Step 2: Find three linearly independent eigenvector.
Basis of \(\lambda =1\), \(v_{1} =\begin{bmatrix} 0\\ -1\\ 1 \end{bmatrix}\)
Basis of \(\lambda =2\), \(v_{2} =\begin{bmatrix} 0\\ 1\\ 0 \end{bmatrix}\), \(v_{2} =\begin{bmatrix} -1\\ 0\\ 1 \end{bmatrix}\)
Step 3: Construct \(P\) from Step 2:
\[P=\begin{bmatrix} 0 & 0 & -1\\ -1 & 1 & 0\\ 1 & 0 & 1 \end{bmatrix}\]Step 4: Construct \(D\) from corresponding eigenvalue:
\[D=\begin{bmatrix} 1 & 0 & 0\\ 0 & 2 & 0\\ 0 & 0 & 2 \end{bmatrix}\]Step 5: Verify \(AP=PD\):
\[\begin{aligned} AP & =\begin{bmatrix} 2 & 0 & 0\\ 1 & 2 & 1\\ -1 & 0 & 1 \end{bmatrix}\begin{bmatrix} 0 & 0 & -1\\ -1 & 1 & 0\\ 1 & 0 & 1 \end{bmatrix} =\begin{bmatrix} 0 & 0 & -2\\ -1 & 2 & 0\\ 1 & 0 & 2 \end{bmatrix}\\ PD & =\begin{bmatrix} 0 & 0 & -1\\ -1 & 1 & 0\\ 1 & 0 & 1 \end{bmatrix}\begin{bmatrix} 1 & 0 & 0\\ 0 & 2 & 0\\ 0 & 0 & 2 \end{bmatrix} =\begin{bmatrix} 0 & 0 & -2\\ -1 & 2 & 0\\ 1 & 0 & 2 \end{bmatrix} \end{aligned}\]Question (b)

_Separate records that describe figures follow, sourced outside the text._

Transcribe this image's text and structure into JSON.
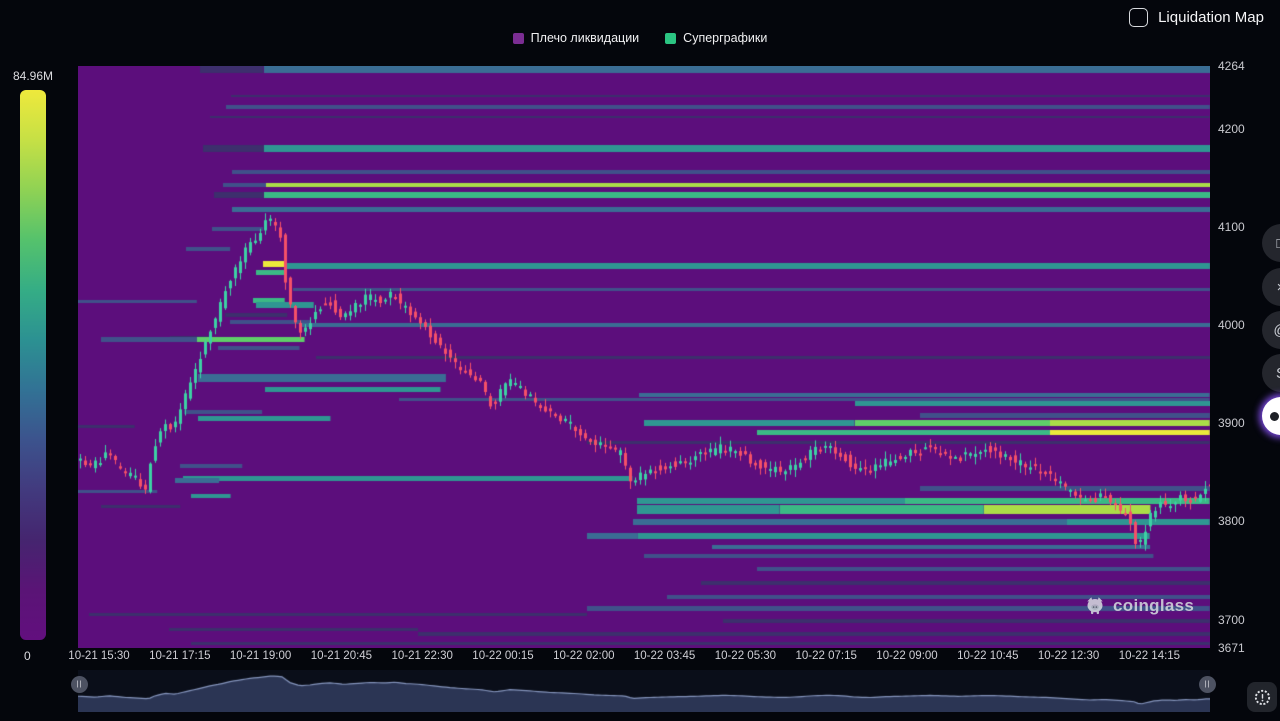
{
  "header": {
    "toggle_label": "Liquidation Map",
    "checkbox_checked": false
  },
  "legend": {
    "items": [
      {
        "label": "Плечо ликвидации",
        "color": "#7b2d93"
      },
      {
        "label": "Суперграфики",
        "color": "#2bc482"
      }
    ]
  },
  "colorbar": {
    "max_label": "84.96M",
    "min_label": "0",
    "gradient": [
      "#eee93c",
      "#c6e045",
      "#8fd254",
      "#55c26c",
      "#35ad85",
      "#2c9192",
      "#327295",
      "#3c538d",
      "#423a7e",
      "#45256f",
      "#5a1476",
      "#620f7e"
    ]
  },
  "watermark": {
    "brand": "coinglass"
  },
  "side_buttons": [
    {
      "name": "chat-square-icon",
      "glyph": "□"
    },
    {
      "name": "x-social-icon",
      "glyph": "×"
    },
    {
      "name": "at-icon",
      "glyph": "@"
    },
    {
      "name": "messenger-icon",
      "glyph": "S"
    },
    {
      "name": "support-widget-icon",
      "glyph": ""
    }
  ],
  "navigator": {
    "left_handle_glyph": "||",
    "right_handle_glyph": "||"
  },
  "chart_data": {
    "type": "heatmap+candlestick",
    "title": "Liquidation Map",
    "legend_entries": [
      "Плечо ликвидации",
      "Суперграфики"
    ],
    "max_liquidation_label": "84.96M",
    "min_liquidation_label": "0",
    "price_axis": {
      "min": 3671,
      "max": 4264,
      "ticks": [
        4264,
        4200,
        4100,
        4000,
        3900,
        3800,
        3700,
        3671
      ]
    },
    "time_axis": {
      "labels": [
        "10-21 15:30",
        "10-21 17:15",
        "10-21 19:00",
        "10-21 20:45",
        "10-21 22:30",
        "10-22 00:15",
        "10-22 02:00",
        "10-22 03:45",
        "10-22 05:30",
        "10-22 07:15",
        "10-22 09:00",
        "10-22 10:45",
        "10-22 12:30",
        "10-22 14:15"
      ]
    },
    "colors": {
      "background": "#5c0e7c",
      "up": "#3dd1a4",
      "down": "#f55068",
      "tiers": [
        "#3d2f6d",
        "#40518a",
        "#3a6d94",
        "#2f9692",
        "#3bb985",
        "#5fce69",
        "#abdc48",
        "#ebe93b"
      ],
      "nav_fill": "#2b3554",
      "nav_line": "#8494bc"
    },
    "price_path": [
      [
        0.002,
        3865
      ],
      [
        0.015,
        3855
      ],
      [
        0.028,
        3870
      ],
      [
        0.042,
        3850
      ],
      [
        0.055,
        3842
      ],
      [
        0.062,
        3833
      ],
      [
        0.068,
        3870
      ],
      [
        0.077,
        3900
      ],
      [
        0.086,
        3890
      ],
      [
        0.095,
        3920
      ],
      [
        0.108,
        3960
      ],
      [
        0.117,
        3990
      ],
      [
        0.125,
        4010
      ],
      [
        0.134,
        4040
      ],
      [
        0.143,
        4060
      ],
      [
        0.152,
        4080
      ],
      [
        0.163,
        4095
      ],
      [
        0.171,
        4108
      ],
      [
        0.18,
        4100
      ],
      [
        0.187,
        4030
      ],
      [
        0.196,
        3992
      ],
      [
        0.205,
        4000
      ],
      [
        0.214,
        4018
      ],
      [
        0.223,
        4025
      ],
      [
        0.236,
        4008
      ],
      [
        0.245,
        4018
      ],
      [
        0.258,
        4030
      ],
      [
        0.271,
        4024
      ],
      [
        0.28,
        4034
      ],
      [
        0.289,
        4018
      ],
      [
        0.302,
        4008
      ],
      [
        0.315,
        3988
      ],
      [
        0.329,
        3968
      ],
      [
        0.342,
        3955
      ],
      [
        0.355,
        3945
      ],
      [
        0.368,
        3918
      ],
      [
        0.382,
        3944
      ],
      [
        0.39,
        3938
      ],
      [
        0.404,
        3924
      ],
      [
        0.417,
        3910
      ],
      [
        0.43,
        3904
      ],
      [
        0.443,
        3894
      ],
      [
        0.457,
        3880
      ],
      [
        0.47,
        3874
      ],
      [
        0.483,
        3868
      ],
      [
        0.49,
        3838
      ],
      [
        0.496,
        3845
      ],
      [
        0.505,
        3850
      ],
      [
        0.519,
        3856
      ],
      [
        0.532,
        3860
      ],
      [
        0.545,
        3864
      ],
      [
        0.558,
        3870
      ],
      [
        0.572,
        3876
      ],
      [
        0.585,
        3870
      ],
      [
        0.598,
        3860
      ],
      [
        0.611,
        3854
      ],
      [
        0.625,
        3850
      ],
      [
        0.638,
        3860
      ],
      [
        0.651,
        3872
      ],
      [
        0.664,
        3876
      ],
      [
        0.678,
        3868
      ],
      [
        0.686,
        3855
      ],
      [
        0.7,
        3850
      ],
      [
        0.713,
        3860
      ],
      [
        0.726,
        3864
      ],
      [
        0.739,
        3870
      ],
      [
        0.753,
        3875
      ],
      [
        0.766,
        3869
      ],
      [
        0.779,
        3864
      ],
      [
        0.792,
        3870
      ],
      [
        0.806,
        3874
      ],
      [
        0.819,
        3868
      ],
      [
        0.832,
        3860
      ],
      [
        0.845,
        3854
      ],
      [
        0.859,
        3849
      ],
      [
        0.868,
        3840
      ],
      [
        0.881,
        3830
      ],
      [
        0.894,
        3820
      ],
      [
        0.907,
        3826
      ],
      [
        0.921,
        3814
      ],
      [
        0.934,
        3798
      ],
      [
        0.938,
        3768
      ],
      [
        0.943,
        3786
      ],
      [
        0.951,
        3810
      ],
      [
        0.96,
        3820
      ],
      [
        0.969,
        3815
      ],
      [
        0.978,
        3826
      ],
      [
        0.987,
        3820
      ],
      [
        0.997,
        3834
      ]
    ],
    "liquidation_levels": [
      [
        4260,
        0.108,
        0.164,
        0,
        7
      ],
      [
        4260,
        0.164,
        1,
        2,
        7
      ],
      [
        4233,
        0.135,
        1,
        0,
        2
      ],
      [
        4222,
        0.131,
        1,
        1,
        4
      ],
      [
        4212,
        0.117,
        1,
        0,
        2
      ],
      [
        4180,
        0.11,
        0.164,
        0,
        7
      ],
      [
        4180,
        0.164,
        1,
        3,
        7
      ],
      [
        4156,
        0.136,
        1,
        1,
        4
      ],
      [
        4143,
        0.128,
        0.166,
        1,
        4
      ],
      [
        4143,
        0.166,
        1,
        6,
        4
      ],
      [
        4133,
        0.12,
        0.164,
        0,
        6
      ],
      [
        4133,
        0.164,
        1,
        4,
        6
      ],
      [
        4118,
        0.136,
        1,
        2,
        5
      ],
      [
        4098,
        0.118,
        0.163,
        1,
        4
      ],
      [
        4078,
        0.095,
        0.134,
        1,
        4
      ],
      [
        4062,
        0.163,
        0.184,
        7,
        6
      ],
      [
        4054,
        0.157,
        0.183,
        4,
        5
      ],
      [
        4060,
        0.183,
        1,
        3,
        6
      ],
      [
        4036,
        0.19,
        1,
        1,
        3
      ],
      [
        4025,
        0.155,
        0.183,
        4,
        5
      ],
      [
        4020,
        0.157,
        0.208,
        3,
        6
      ],
      [
        4024,
        0.0,
        0.105,
        1,
        3
      ],
      [
        4010,
        0.13,
        0.185,
        0,
        4
      ],
      [
        4003,
        0.134,
        0.205,
        1,
        4
      ],
      [
        4000,
        0.196,
        1,
        2,
        4
      ],
      [
        3987,
        0.081,
        0.117,
        0,
        3
      ],
      [
        3985,
        0.02,
        0.105,
        1,
        5
      ],
      [
        3985,
        0.105,
        0.2,
        5,
        5
      ],
      [
        3977,
        0.124,
        0.196,
        1,
        4
      ],
      [
        3967,
        0.21,
        1,
        0,
        3
      ],
      [
        3946,
        0.106,
        0.325,
        2,
        8
      ],
      [
        3934,
        0.165,
        0.32,
        3,
        5
      ],
      [
        3924,
        0.284,
        1,
        1,
        3
      ],
      [
        3911,
        0.094,
        0.163,
        1,
        4
      ],
      [
        3905,
        0.106,
        0.223,
        3,
        5
      ],
      [
        3897,
        0.0,
        0.05,
        0,
        3
      ],
      [
        3929,
        0.496,
        1,
        2,
        4
      ],
      [
        3920,
        0.686,
        1,
        3,
        5
      ],
      [
        3908,
        0.744,
        1,
        1,
        5
      ],
      [
        3900,
        0.5,
        0.686,
        3,
        6
      ],
      [
        3900,
        0.686,
        0.859,
        5,
        6
      ],
      [
        3900,
        0.859,
        1,
        6,
        6
      ],
      [
        3891,
        0.6,
        0.859,
        4,
        5
      ],
      [
        3891,
        0.859,
        1,
        7,
        5
      ],
      [
        3880,
        0.45,
        1,
        0,
        3
      ],
      [
        3856,
        0.09,
        0.145,
        1,
        4
      ],
      [
        3844,
        0.093,
        0.49,
        3,
        5
      ],
      [
        3842,
        0.086,
        0.125,
        2,
        5
      ],
      [
        3830,
        0.0,
        0.07,
        1,
        3
      ],
      [
        3826,
        0.1,
        0.135,
        3,
        4
      ],
      [
        3834,
        0.744,
        1,
        1,
        5
      ],
      [
        3821,
        0.494,
        0.731,
        3,
        6
      ],
      [
        3821,
        0.731,
        1,
        4,
        6
      ],
      [
        3815,
        0.02,
        0.09,
        0,
        3
      ],
      [
        3812,
        0.494,
        0.62,
        3,
        9
      ],
      [
        3812,
        0.62,
        0.8,
        4,
        9
      ],
      [
        3812,
        0.8,
        0.947,
        6,
        9
      ],
      [
        3799,
        0.49,
        0.874,
        2,
        6
      ],
      [
        3799,
        0.874,
        1,
        3,
        6
      ],
      [
        3785,
        0.45,
        0.495,
        2,
        6
      ],
      [
        3785,
        0.495,
        0.947,
        3,
        6
      ],
      [
        3774,
        0.56,
        0.947,
        2,
        4
      ],
      [
        3765,
        0.5,
        0.95,
        1,
        4
      ],
      [
        3752,
        0.6,
        1,
        1,
        4
      ],
      [
        3737,
        0.55,
        1,
        0,
        4
      ],
      [
        3723,
        0.52,
        1,
        1,
        4
      ],
      [
        3711,
        0.45,
        1,
        1,
        5
      ],
      [
        3705,
        0.01,
        0.45,
        0,
        3
      ],
      [
        3699,
        0.57,
        1,
        0,
        4
      ],
      [
        3690,
        0.08,
        0.3,
        0,
        3
      ],
      [
        3685,
        0.3,
        1,
        0,
        4
      ],
      [
        3676,
        0.1,
        1,
        0,
        3
      ]
    ]
  }
}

Step 1: Find the eigenvalue,
Since the matrix is triangle,
Eigenvalue: \(\lambda =2\) and \(\lambda =4\).
Step 2: Find three linearly independent eigenvector.
Basis of \(\lambda =2\), \(v_{1} =\begin{bmatrix} 1\\ 0\\ 0 \end{bmatrix}\)
Basis of \(\lambda =4\), \(v_{2} =\begin{bmatrix} 5\\ 1\\ 1 \end{bmatrix}\)
Every eigenvector of \(A\) is a multiple of \(v_{1}\) or \(v_{2}\). There are not three linearly independent eigenvector of \(A\). \(A\) is not diagonalizable.